Relative experimental effects of exogenous and endogenous heterogeneity on plant community composition during community assembly
Authors
Advisors
Issue Date
Type
Keywords
Citation
Abstract
Species diversity is expected to increase with environmental heterogeneity, and this pattern has been confirmed by numerous observational studies. For plants, this spatial heterogeneity is likely driven by differences in soil substrate and by changes in soil conditions that occur as different species colonize and alter the soils and the invasibility of the community. Using a field experiment, we tested how the spatial pattern of seed arrival (aggregated versus uniform seed mixtures), soil heterogeneity, and patch size influence species richness in grassland plant communities in south-central Kansas.
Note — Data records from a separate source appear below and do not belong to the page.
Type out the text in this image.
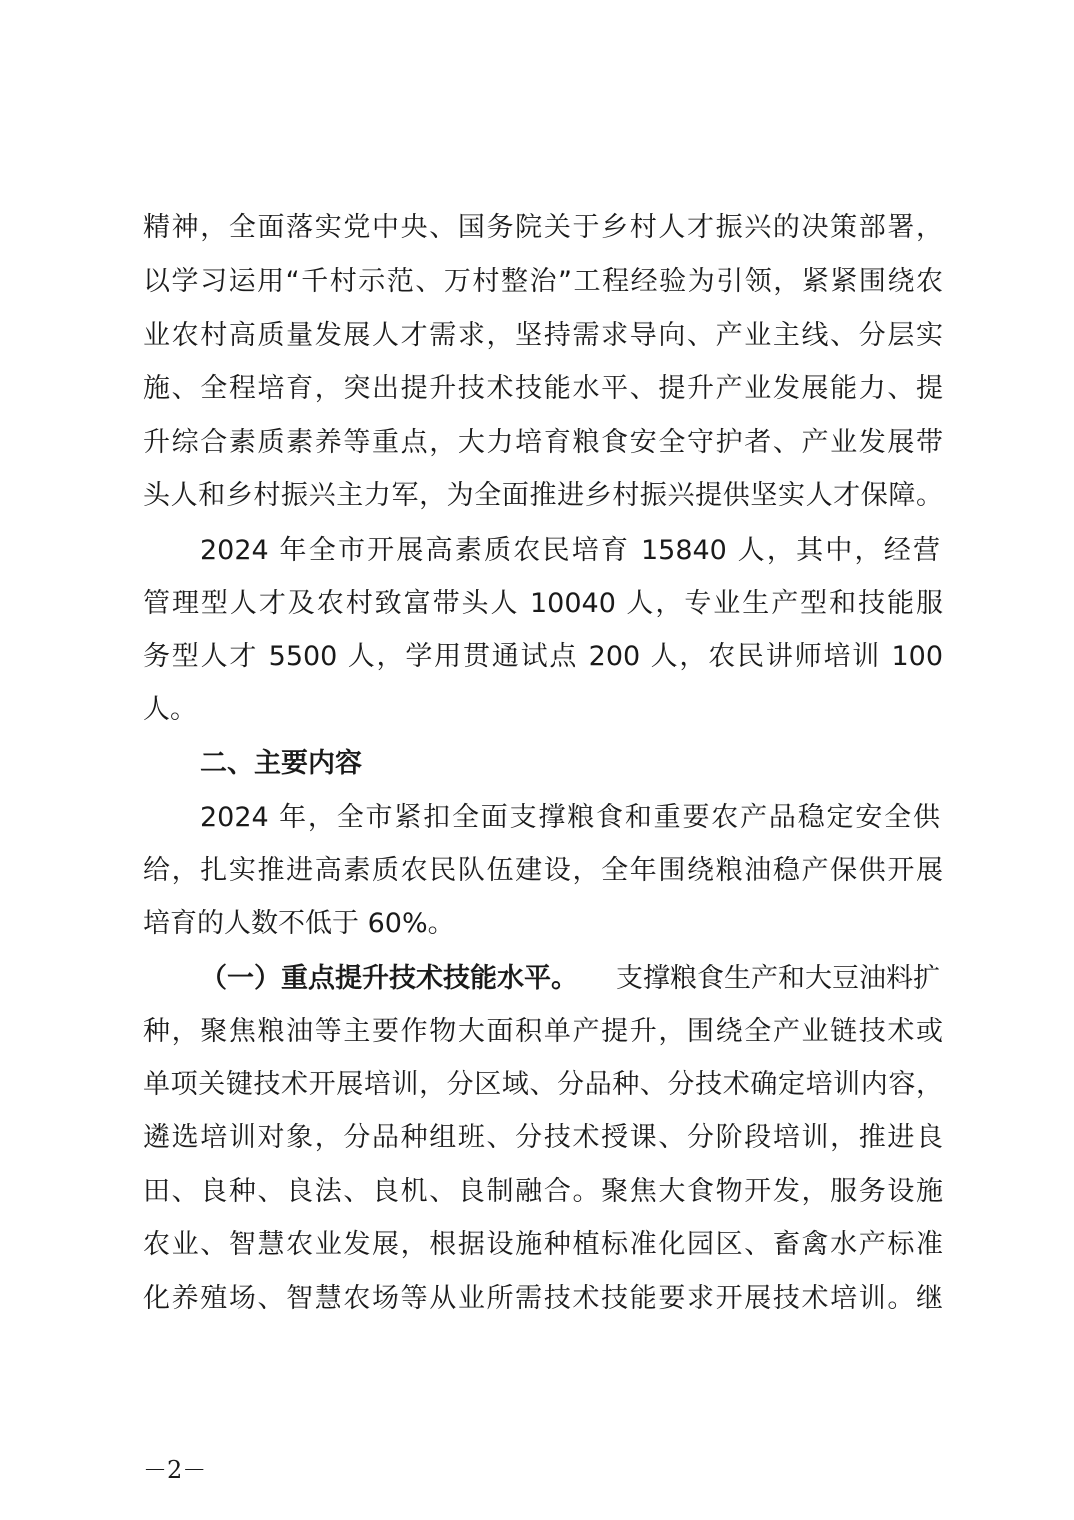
精神，全面落实党中央、国务院关于乡村人才振兴的决策部署，
以学习运用“千村示范、万村整治”工程经验为引领，紧紧围绕农
业农村高质量发展人才需求，坚持需求导向、产业主线、分层实
施、全程培育，突出提升技术技能水平、提升产业发展能力、提
升综合素质素养等重点，大力培育粮食安全守护者、产业发展带
头人和乡村振兴主力军，为全面推进乡村振兴提供坚实人才保障。
2024 年全市开展高素质农民培育 15840 人，其中，经营
管理型人才及农村致富带头人 10040 人，专业生产型和技能服
务型人才 5500 人，学用贯通试点 200 人，农民讲师培训 100
人。
二、主要内容
2024 年，全市紧扣全面支撑粮食和重要农产品稳定安全供
给，扎实推进高素质农民队伍建设，全年围绕粮油稳产保供开展
培育的人数不低于 60%。
（一）重点提升技术技能水平。 支撑粮食生产和大豆油料扩
种，聚焦粮油等主要作物大面积单产提升，围绕全产业链技术或
单项关键技术开展培训，分区域、分品种、分技术确定培训内容，
遴选培训对象，分品种组班、分技术授课、分阶段培训，推进良
田、良种、良法、良机、良制融合。聚焦大食物开发，服务设施
农业、智慧农业发展，根据设施种植标准化园区、畜禽水产标准
化养殖场、智慧农场等从业所需技术技能要求开展技术培训。继
－2－
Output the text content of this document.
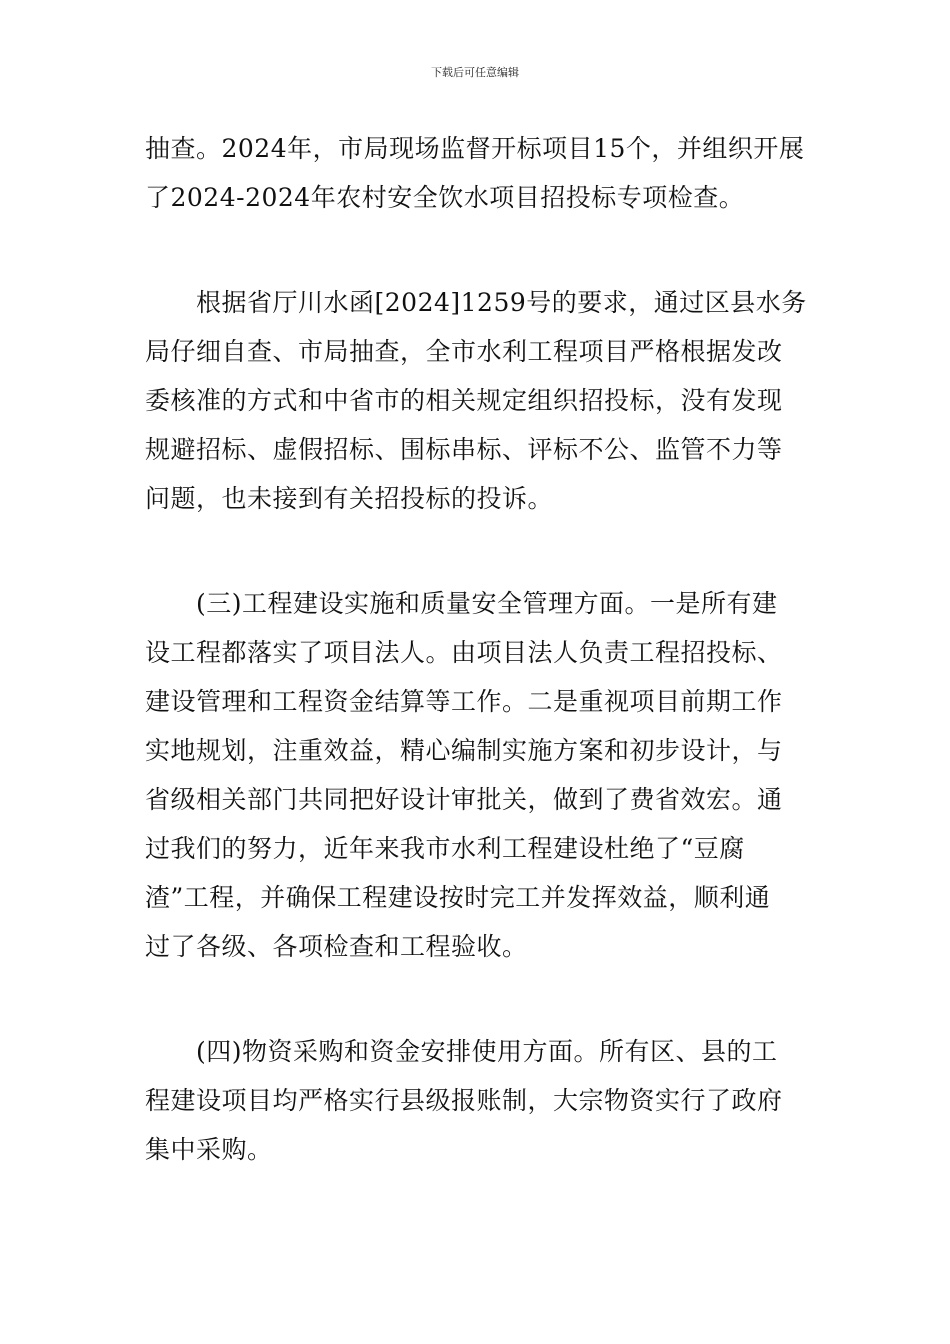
下载后可任意编辑

抽查。2024年，市局现场监督开标项目15个，并组织开展
了2024-2024年农村安全饮水项目招投标专项检查。

　　根据省厅川水函[2024]1259号的要求，通过区县水务
局仔细自查、市局抽查，全市水利工程项目严格根据发改
委核准的方式和中省市的相关规定组织招投标，没有发现
规避招标、虚假招标、围标串标、评标不公、监管不力等
问题，也未接到有关招投标的投诉。

　　(三)工程建设实施和质量安全管理方面。一是所有建
设工程都落实了项目法人。由项目法人负责工程招投标、
建设管理和工程资金结算等工作。二是重视项目前期工作
实地规划，注重效益，精心编制实施方案和初步设计，与
省级相关部门共同把好设计审批关，做到了费省效宏。通
过我们的努力，近年来我市水利工程建设杜绝了“豆腐
渣”工程，并确保工程建设按时完工并发挥效益，顺利通
过了各级、各项检查和工程验收。

　　(四)物资采购和资金安排使用方面。所有区、县的工
程建设项目均严格实行县级报账制，大宗物资实行了政府
集中采购。
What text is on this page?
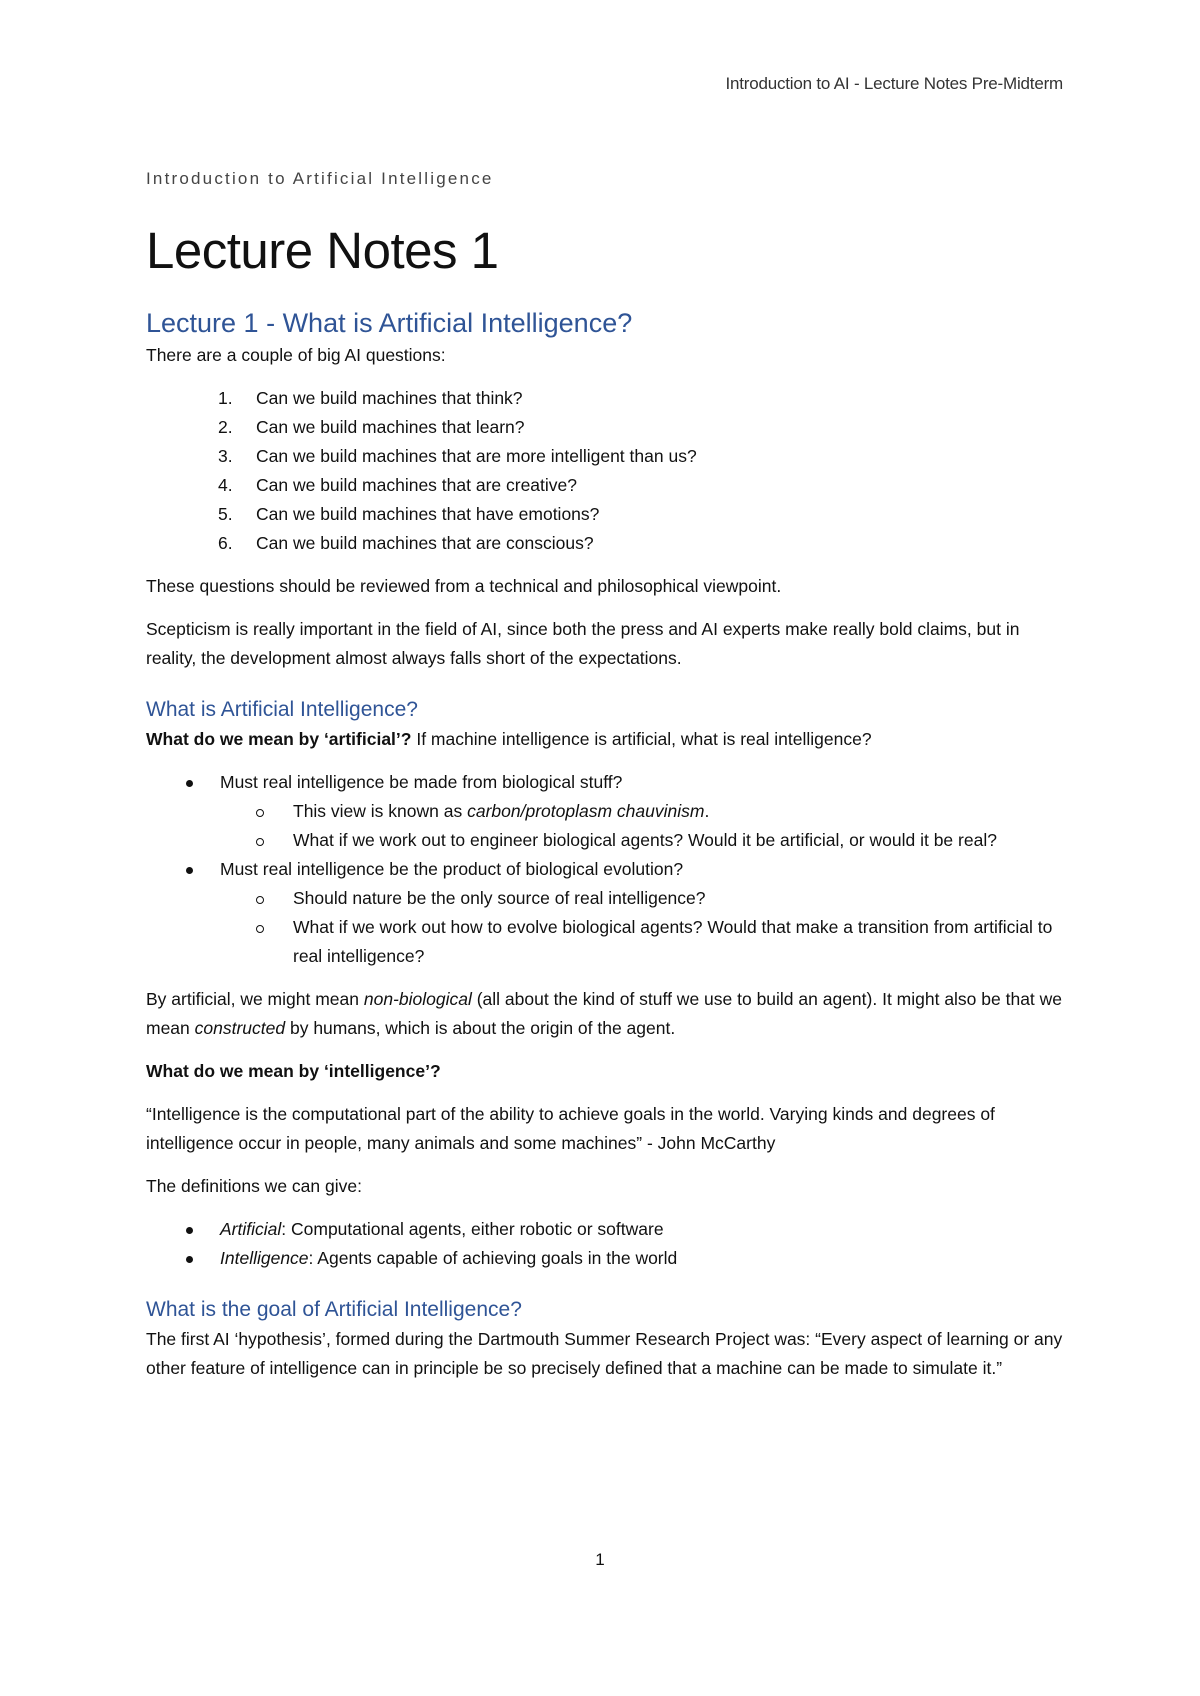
Introduction to AI - Lecture Notes Pre-Midterm

Introduction to Artificial Intelligence

Lecture Notes 1
Lecture 1 - What is Artificial Intelligence?

There are a couple of big AI questions:

1. Can we build machines that think?
2. Can we build machines that learn?
3. Can we build machines that are more intelligent than us?
4. Can we build machines that are creative?
5. Can we build machines that have emotions?
6. Can we build machines that are conscious?

These questions should be reviewed from a technical and philosophical viewpoint.

Scepticism is really important in the field of AI, since both the press and AI experts make really bold claims, but in reality, the development almost always falls short of the expectations.

What is Artificial Intelligence?

What do we mean by ‘artificial’? If machine intelligence is artificial, what is real intelligence?

Must real intelligence be made from biological stuff?
This view is known as carbon/protoplasm chauvinism.
What if we work out to engineer biological agents? Would it be artificial, or would it be real?
Must real intelligence be the product of biological evolution?
Should nature be the only source of real intelligence?
What if we work out how to evolve biological agents? Would that make a transition from artificial to real intelligence?

By artificial, we might mean non-biological (all about the kind of stuff we use to build an agent). It might also be that we mean constructed by humans, which is about the origin of the agent.

What do we mean by ‘intelligence’?

“Intelligence is the computational part of the ability to achieve goals in the world. Varying kinds and degrees of intelligence occur in people, many animals and some machines” - John McCarthy

The definitions we can give:

Artificial: Computational agents, either robotic or software
Intelligence: Agents capable of achieving goals in the world
What is the goal of Artificial Intelligence?

The first AI ‘hypothesis’, formed during the Dartmouth Summer Research Project was: “Every aspect of learning or any other feature of intelligence can in principle be so precisely defined that a machine can be made to simulate it.”

1
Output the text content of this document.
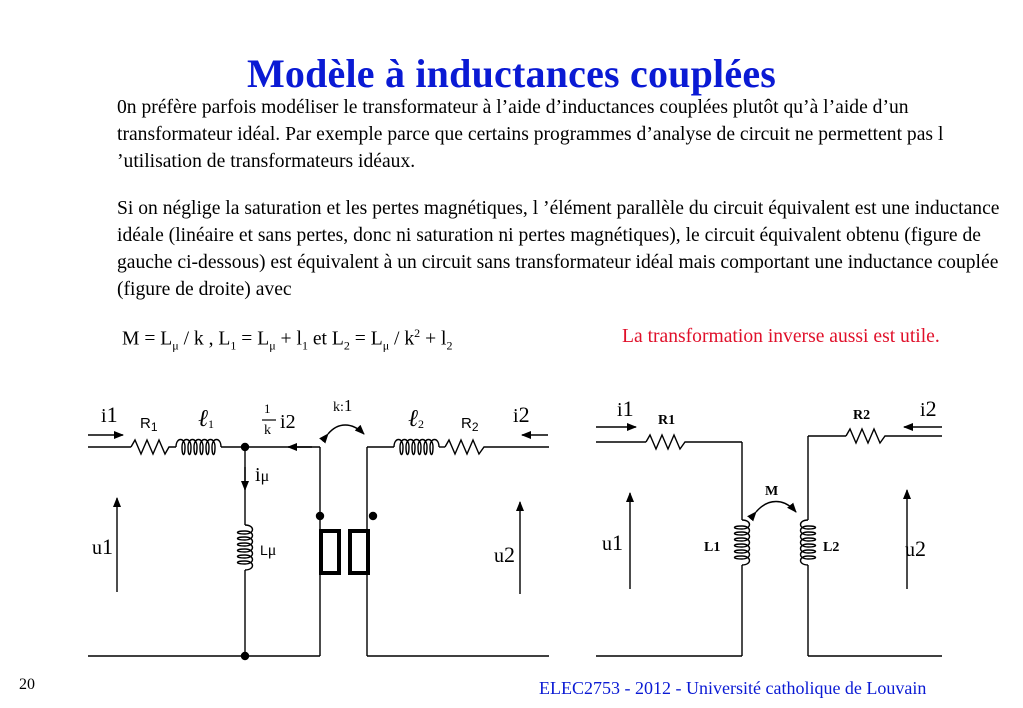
Modèle à inductances couplées
0n préfère parfois modéliser le transformateur à l’aide d’inductances couplées plutôt qu’à l’aide d’un transformateur idéal. Par exemple parce que certains programmes d’analyse de circuit ne permettent pas l ’utilisation de transformateurs idéaux.
Si on néglige la saturation et les pertes magnétiques, l ’élément parallèle du circuit équivalent est une inductance idéale (linéaire et sans pertes, donc ni saturation ni pertes magnétiques), le circuit équivalent obtenu (figure de gauche ci-dessous) est équivalent à un circuit sans transformateur idéal mais comportant une inductance couplée (figure de droite) avec
$M = L_\mu / k$ , $L_1 = L_\mu + l_1$ et $L_2 = L_\mu / k^2 + l_2$	La transformation inverse aussi est utile.
i1 $R_1$ ℓ1
1
k i2
k:1
ℓ2 $R_2$ i2
iμ
Lμ
u1	u2
i1 R1	R2 i2
M
L1	L2
u1	u2
20	ELEC2753 - 2012 - Université catholique de Louvain
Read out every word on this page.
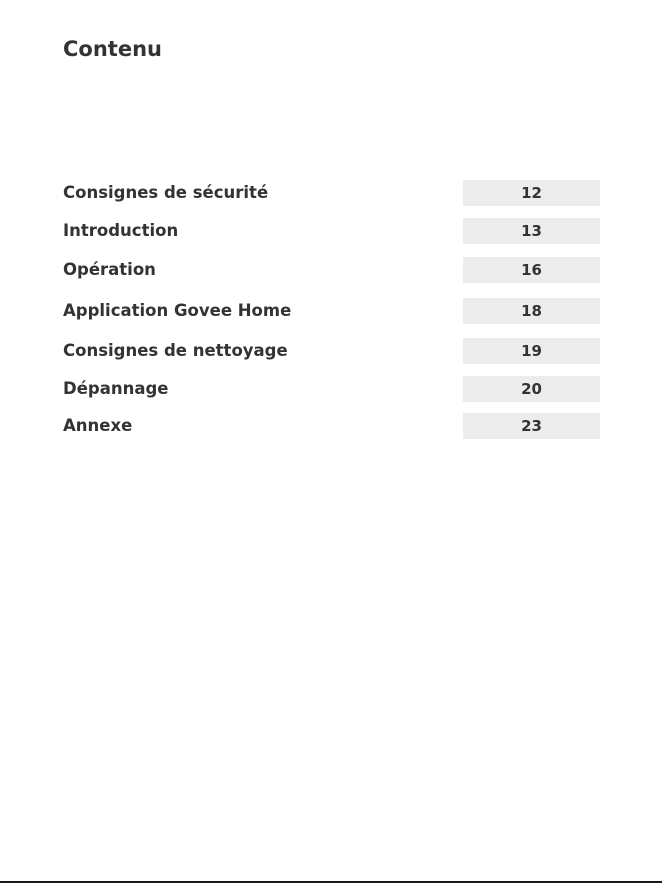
Contenu
Consignes de sécurité	12
Introduction	13
Opération	16
Application Govee Home	18
Consignes de nettoyage	19
Dépannage	20
Annexe	23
We established 96, 4x4.8 m plots each divided into 120 large-scale (0.4x0.4 m) or 480 small-scale (0.2x0.2 m) patches. We then manipulated the soils within a plot to create either homogenous or heterogeneous soil conditions. We also sowed 40 species into a plot with either one species per soil patch, to create aggregated species distributions within plots, or were sown uniformly across plots. After four growing seasons, these communities were influenced by interactive effects of seed arrival, patch size, and soil heterogeneity. Species richness along with species composition and abundance differed when the seed arrival of each species was spatially aggregated rather than in uniform mixtures particularly when the patch scale was large. However, in spatially uniform seed arrival plots, richness was higher when soils were homogeneous compared with heterogeneous soils. These differences were primarily driven by the arrival of unsown species from the surrounding plant communities or the seed bank, which were more weedy than those utilized in the seeding treatments. These results suggest that the spatial structure of seed arrival and size of the seed patches may have stronger effects on plant communities than soil heterogeneity.